Même si vous n’avez pas affronté que les noms les plus prestigieux du football français, votre parcours fut loin d’être simple avec, à l’exception de la demi-finale contre Rennes, que des déplacements dans des stades où il est loin d’être facile de s’imposer (Paris FC, Argenteuil, Lyon-La Duchère)…
"Se rendre en région parisienne n’est jamais facile car c’est tout simplement le deuxième fournisseur de joueurs au monde. Du coup, y compris dans les structures amateures, il y a des garçons de qualité, avec des capacités athlétiques, de vitesse, de puissance… Maintenant, on y est confronté assez régulièrement en championnat, que ce soit avec les U17, les U19 ou la réserve. Après, il ne faut pas nier que notre tirage au sort nous a donné la particularité d’affronter des équipes de notre niveau ou d’un niveau inférieur ; ce qui nous a permis de gravir les échelons et d’acquérir de la confiance. Si on avait eu le même parcours que Lyon, qui a eu des gros centres de formation sur sa route (Saint-Etienne, Monaco, Strasbourg), on ne serait peut-être plus en lice. C’est le charme de la coupe. On le voit tous les ans avec les amateurs en Coupe de France. Dans un tirage, il y a une part de chance".

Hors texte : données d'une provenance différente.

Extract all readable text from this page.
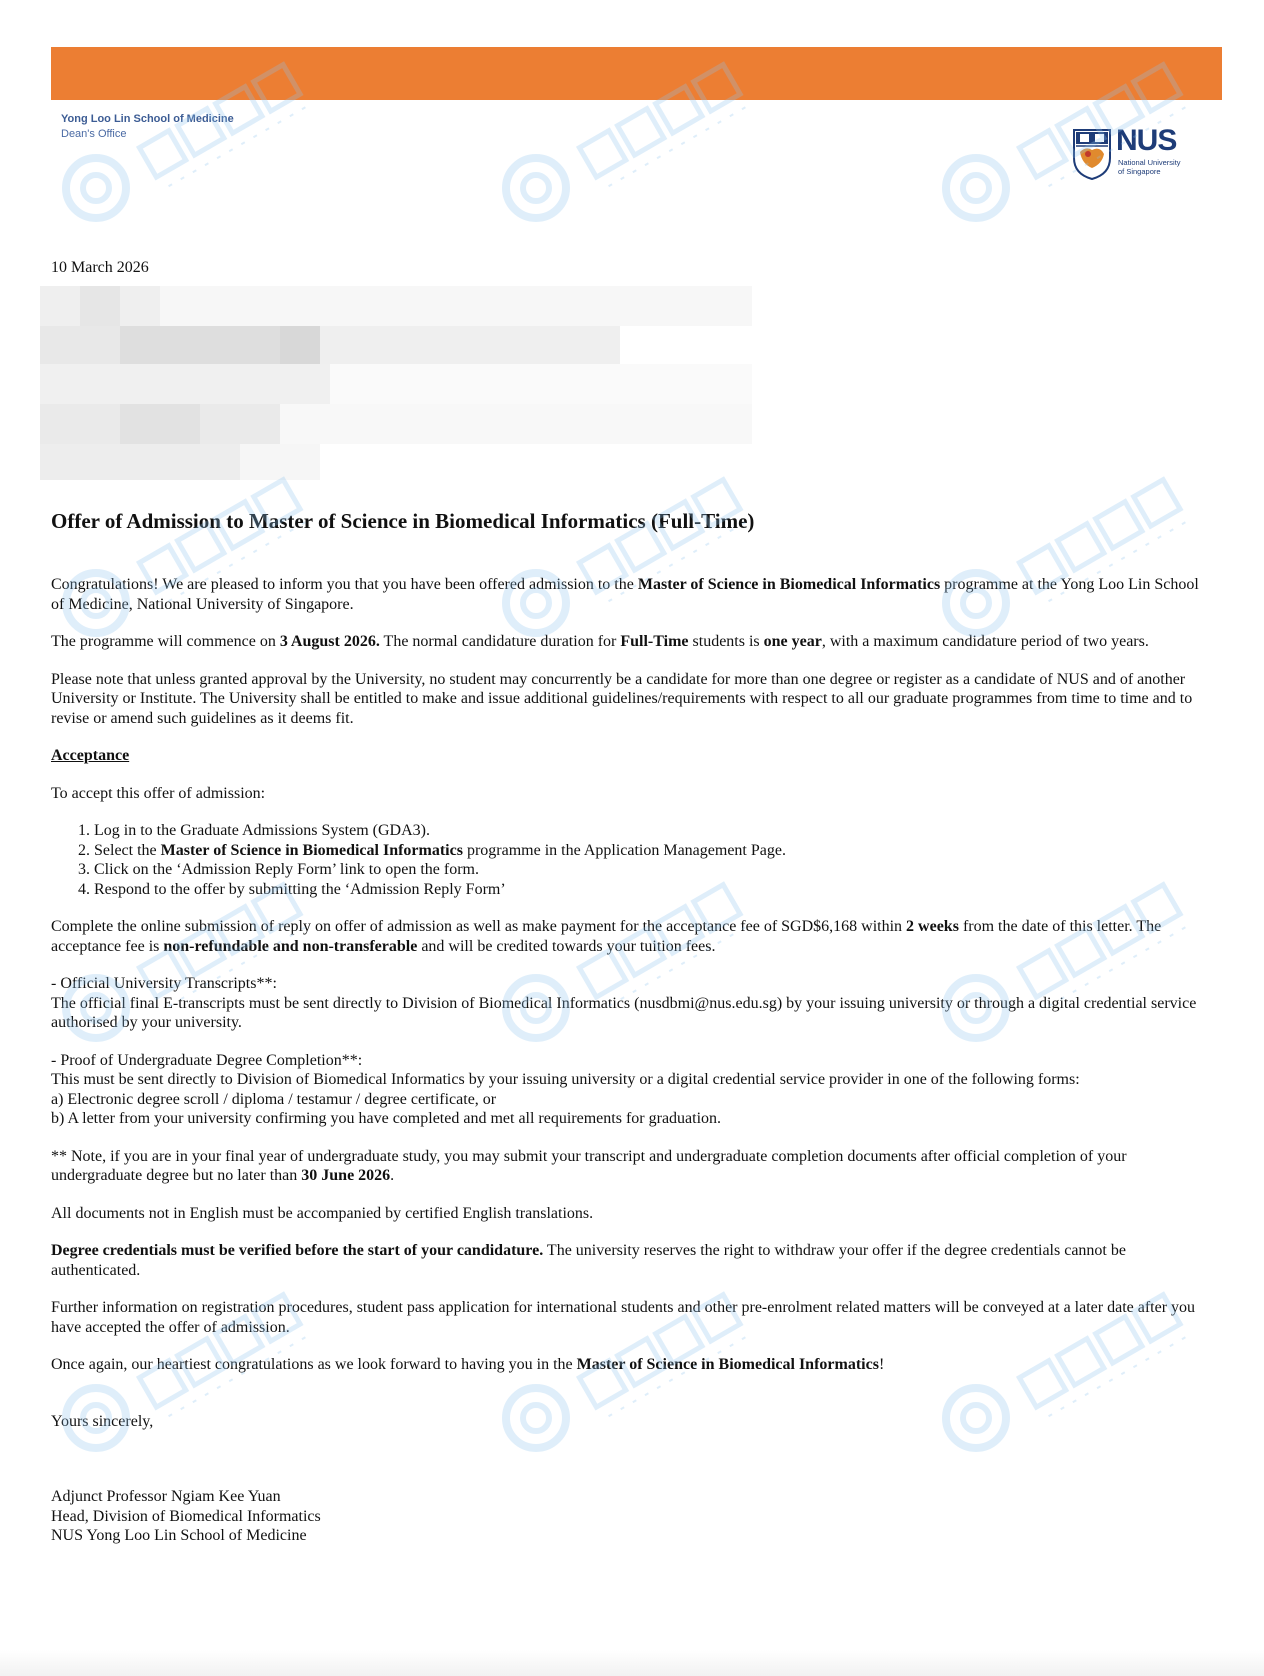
Yong Loo Lin School of Medicine
Dean's Office	NUS
National University
of Singapore
10 March 2026
Offer of Admission to Master of Science in Biomedical Informatics (Full-Time)

Congratulations! We are pleased to inform you that you have been offered admission to the Master of Science in Biomedical Informatics programme at the Yong Loo Lin School of Medicine, National University of Singapore.

The programme will commence on 3 August 2026. The normal candidature duration for Full-Time students is one year, with a maximum candidature period of two years.

Please note that unless granted approval by the University, no student may concurrently be a candidate for more than one degree or register as a candidate of NUS and of another University or Institute. The University shall be entitled to make and issue additional guidelines/requirements with respect to all our graduate programmes from time to time and to revise or amend such guidelines as it deems fit.

Acceptance

To accept this offer of admission:

1. Log in to the Graduate Admissions System (GDA3).
2. Select the Master of Science in Biomedical Informatics programme in the Application Management Page.
3. Click on the ‘Admission Reply Form’ link to open the form.
4. Respond to the offer by submitting the ‘Admission Reply Form’

Complete the online submission of reply on offer of admission as well as make payment for the acceptance fee of SGD$6,168 within 2 weeks from the date of this letter. The acceptance fee is non-refundable and non-transferable and will be credited towards your tuition fees.

- Official University Transcripts**:
The official final E-transcripts must be sent directly to Division of Biomedical Informatics (nusdbmi@nus.edu.sg) by your issuing university or through a digital credential service authorised by your university.

- Proof of Undergraduate Degree Completion**:
This must be sent directly to Division of Biomedical Informatics by your issuing university or a digital credential service provider in one of the following forms:
a) Electronic degree scroll / diploma / testamur / degree certificate, or
b) A letter from your university confirming you have completed and met all requirements for graduation.

** Note, if you are in your final year of undergraduate study, you may submit your transcript and undergraduate completion documents after official completion of your undergraduate degree but no later than 30 June 2026.

All documents not in English must be accompanied by certified English translations.

Degree credentials must be verified before the start of your candidature. The university reserves the right to withdraw your offer if the degree credentials cannot be authenticated.

Further information on registration procedures, student pass application for international students and other pre-enrolment related matters will be conveyed at a later date after you have accepted the offer of admission.

Once again, our heartiest congratulations as we look forward to having you in the Master of Science in Biomedical Informatics!

Yours sincerely,

Adjunct Professor Ngiam Kee Yuan
Head, Division of Biomedical Informatics
NUS Yong Loo Lin School of Medicine
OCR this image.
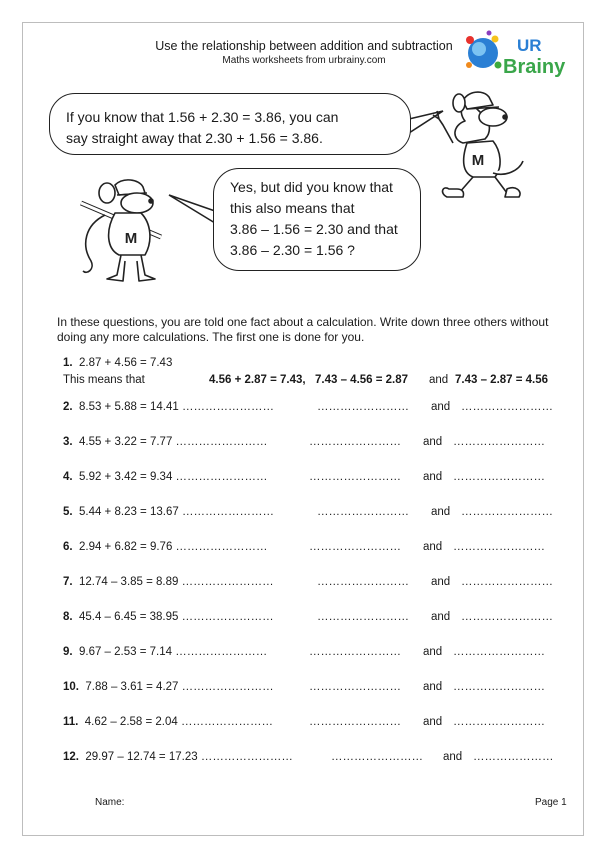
Use the relationship between addition and subtraction
Maths worksheets from urbrainy.com
UR
Brainy
If you know that 1.56 + 2.30 = 3.86, you can
say straight away that 2.30 + 1.56 = 3.86.
Yes, but did you know that
this also means that
3.86 – 1.56 = 2.30 and that
3.86 – 2.30 = 1.56 ?
M
M
In these questions, you are told one fact about a calculation. Write down three others without
doing any more calculations. The first one is done for you.
1. 2.87 + 4.56 = 7.43
This means that	4.56 + 2.87 = 7.43, 7.43 – 4.56 = 2.87 and 7.43 – 2.87 = 4.56
2. 8.53 + 5.88 = 14.41 ……………………	…………………… and ……………………
3. 4.55 + 3.22 = 7.77 ……………………	…………………… and ……………………
4. 5.92 + 3.42 = 9.34 ……………………	…………………… and ……………………
5. 5.44 + 8.23 = 13.67 ……………………	…………………… and ……………………
6. 2.94 + 6.82 = 9.76 ……………………	…………………… and ……………………
7. 12.74 – 3.85 = 8.89 ……………………	…………………… and ……………………
8. 45.4 – 6.45 = 38.95 ……………………	…………………… and ……………………
9. 9.67 – 2.53 = 7.14 ……………………	…………………… and ……………………
10. 7.88 – 3.61 = 4.27 ……………………	…………………… and ……………………
11. 4.62 – 2.58 = 2.04 ……………………	…………………… and ……………………
12. 29.97 – 12.74 = 17.23 ……………………	…………………… and …………………
Name:	Page 1
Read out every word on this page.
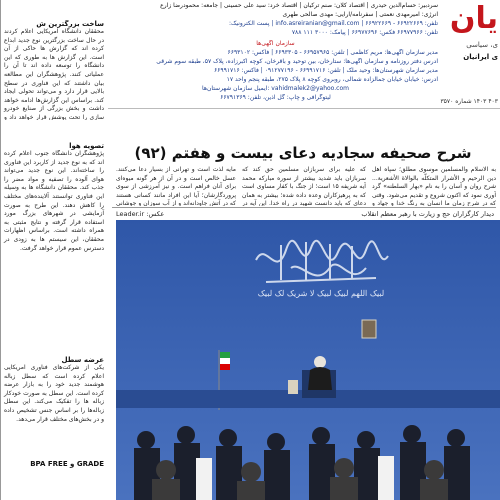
ساخت بزرگترین ش
محققان دانشگاه آمریکایی اعلام کردند در حال ساخت بزرگترین نوع جدید ابداع کرده اند که گزارش ها حاکی از آن است. این گزارش ها به طوری که این دانشگاه را توسعه داده اند تا آن را عملیاتی کنند. پژوهشگران این مطالعه بیان داشتند که این فناوری در سطح بالایی قرار دارد و می‌تواند تحولی ایجاد کند. براساس این گزارش‌ها ادامه خواهد داشت و بخش بزرگی از صنایع خودرو سازی را تحت پوشش قرار خواهد داد و
تصویه هوا
پژوهشگران دانشگاه جنوب اعلام کرده اند که به نوع جدید از کاربرد این فناوری را ساخته‌اند. این نوع جدید می‌تواند هوای آلوده را تصفیه و مواد مضر را جذب کند. محققان دانشگاه ها به وسیله این فناوری توانستند آلاینده‌های مختلف را کاهش دهند. این طرح به صورت آزمایشی در شهرهای بزرگ مورد استفاده قرار گرفته و نتایج مثبتی به همراه داشته است. براساس اظهارات محققان، این سیستم ها به زودی در دسترس عموم قرار خواهد گرفت.
عرضه سطل
یکی از شرکت‌های فناوری آمریکایی اعلام کرده است که سطل زباله هوشمند جدید خود را به بازار عرضه کرده است. این سطل به صورت خودکار زباله ها را تفکیک می‌کند. این سطل زباله‌ها را بر اساس جنس تشخیص داده و در بخش‌های مختلف قرار می‌دهد.
GRADE و BPA FREE
یان
ی، سیاسی
ی ایرانیان
سردبیر: حسام‌الدین حیدری | اقتصاد کلان: صنم ترکیان | اقتصاد خرد: سید علی حسینی | جامعه: محمودرضا زارع
انرژی: امیرمهدی نعمتی | سفرنامه/آرایی: مهدی صالحی طهری
تلفن: ۶۶۹۲۲۶۶۹ - ۶۶۹۲۲۶۶۹ | info.asreiranian@gmail.com | پست الکترونیک:
تلفن: ۶۶۹۷۷۹۶۶ فکس: ۶۶۹۷۷۶۹۶ | پیامک: ۳۰۰۰ ۱۱۱ ۷۸۸
سازمان آگهی‌ها
مدیر سازمان آگهی‌ها: مریم کاظمی | تلفن: ۶۶۹۵۷۹۶۵ - ۶۶۹۳۳۰۵ | فاکس: ۶۶۹۳۱۰۲
آدرس دفتر روزنامه و سازمان آگهی‌ها: ستارخان، بین توحید و باقرخان، کوچه اکبرزاده، پلاک ۵۷، طبقه سوم شرقی
مدیر سازمان شهرستان‌ها: وحید ملک | تلفن: ۶۶۹۹۱۷۱۶ - ۰۹۱۲۷۷۱۹۶ | فاکس: ۶۶۹۹۱۷۱۶
آدرس: خیابان خیابان جمالزاده شمالی، روبروی کوچه ۸ پلاک ۲۷۵، طبقه پنجم واحد ۱۷
vahidmalek2@yahoo.com :ایمیل سازمان شهرستان‌ها
لیتوگرافی و چاپ: گل آذین، تلفن: ۶۶۷۹۱۳۶۹
۴۰۳ ۱۴۰۳ شماره ۳۵۷۰
شرح صحیفه سجادیه دعای بیست و هفتم (۹۲)
به الاسلام والمسلمین موسوی مطلق؛ سپاه اهل دین الرحیم و الأشرار المتکلّه بالوالاة الأشعرية... شرح روان و آسان را به نام «بهار السلطنه» گرد آوری نمود که اکنون شروع و تقدیم می‌شود. وقتی که در شرح زمان ما انسان به رنگ خدا و جهاد و
که علیه برای سربازان مسلمین حق کند که سربازان باید شدید بیشتر از سوره مبارکه محمد آیه شریفه ۱۵ است؛ از جنگ با کفار مساوی است که به پرهیزکاران وعده داده شده؛ بیشتر به همان دعای که باید دانست شهید در راه خدا. این آیه در
مایه لذت است و تهرانی از بسیار دعا می‌کنند. عسل خالص است و در آن از هر گونه میوه‌ای برای آنان فراهم است. و نیز آمرزشی از سوی پروردگارشان؛ آیا این افراد مانند کسانی هستند که در آتش جاودانه‌اند و از آب سوزان و جوشانی
دیدار کارگزاران حج و زیارت با رهبر معظم انقلاب
Leader.ir :عکس
لبیک اللهم لبیک لبیک لا شریک لک لبیک
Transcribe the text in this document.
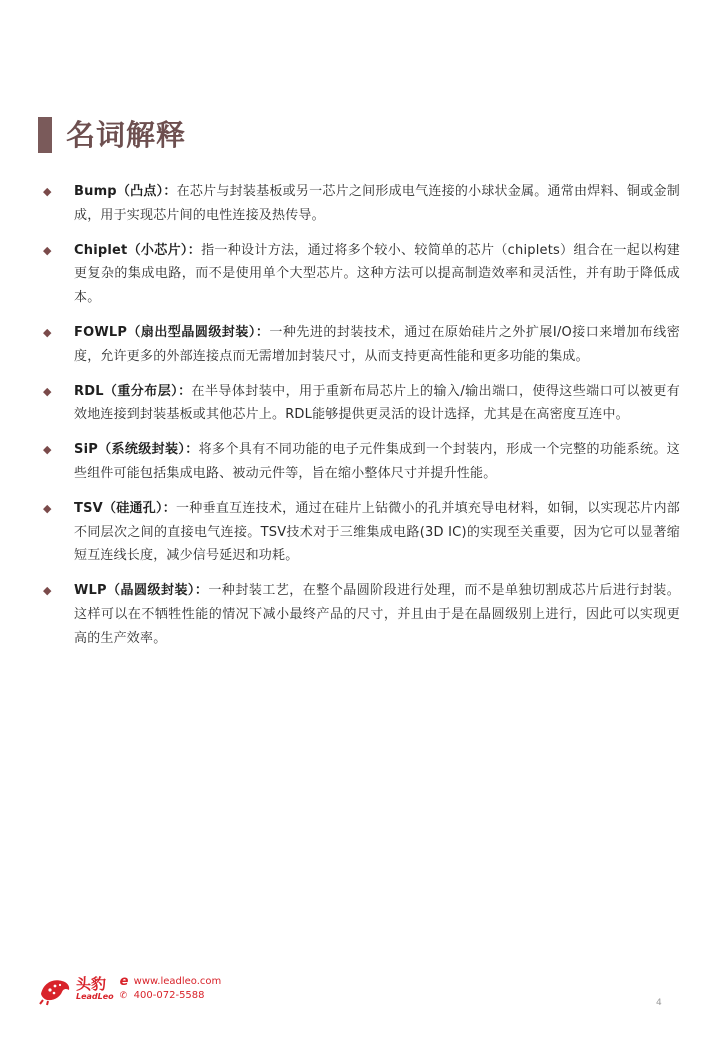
名词解释
◆	Bump（凸点）：在芯片与封装基板或另一芯片之间形成电气连接的小球状金属。通常由焊料、铜或金制成，用于实现芯片间的电性连接及热传导。
◆	Chiplet（小芯片）：指一种设计方法，通过将多个较小、较简单的芯片（chiplets）组合在一起以构建更复杂的集成电路，而不是使用单个大型芯片。这种方法可以提高制造效率和灵活性，并有助于降低成本。
◆	FOWLP（扇出型晶圆级封装）：一种先进的封装技术，通过在原始硅片之外扩展I/O接口来增加布线密度，允许更多的外部连接点而无需增加封装尺寸，从而支持更高性能和更多功能的集成。
◆	RDL（重分布层）：在半导体封装中，用于重新布局芯片上的输入/输出端口，使得这些端口可以被更有效地连接到封装基板或其他芯片上。RDL能够提供更灵活的设计选择，尤其是在高密度互连中。
◆	SiP（系统级封装）：将多个具有不同功能的电子元件集成到一个封装内，形成一个完整的功能系统。这些组件可能包括集成电路、被动元件等，旨在缩小整体尺寸并提升性能。
◆	TSV（硅通孔）：一种垂直互连技术，通过在硅片上钻微小的孔并填充导电材料，如铜，以实现芯片内部不同层次之间的直接电气连接。TSV技术对于三维集成电路(3D IC)的实现至关重要，因为它可以显著缩短互连线长度，减少信号延迟和功耗。
◆	WLP（晶圆级封装）：一种封装工艺，在整个晶圆阶段进行处理，而不是单独切割成芯片后进行封装。这样可以在不牺牲性能的情况下减小最终产品的尺寸，并且由于是在晶圆级别上进行，因此可以实现更高的生产效率。
头豹
LeadLeo
e www.leadleo.com
✆ 400-072-5588
4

A l'exception de la demi-finale contre Rennes, les U18 de Nicolas Seube ont effectué la totalité de leurs parcours en Gambardella à l'extérieur. ©Damien Deslandes
Et il y a eu cette demi-finale, devant plus de 11 000 spectateurs à d’Ornano…
"Au départ, on doutait de cette décision de jouer à d’Ornano. Est-ce que c’était une bonne idée ? On ne savait pas comment les garçons réagiraient. Aujourd’hui, forcément, on répond oui. Paradoxalement, sur les retours qu’on a eus, les joueurs nous ont confié être moins stressés sur cette demi que face à Lyon-La Duchère (en quart). Pourtant, selon moi, le contexte était plus compliqué à appréhender à d’Ornano, devant 11 000 personnes. Mais ça ne les a pas inhibés. Après, on savait que si on parvenait à emmener ce public derrière nous, ça nous apporterait un atout supplémentaire face à un effectif supérieur au nôtre. Et avec l’entame réalisée par les garçons (2-0 au bout de 25’), c’est ce qu’il s’est produit".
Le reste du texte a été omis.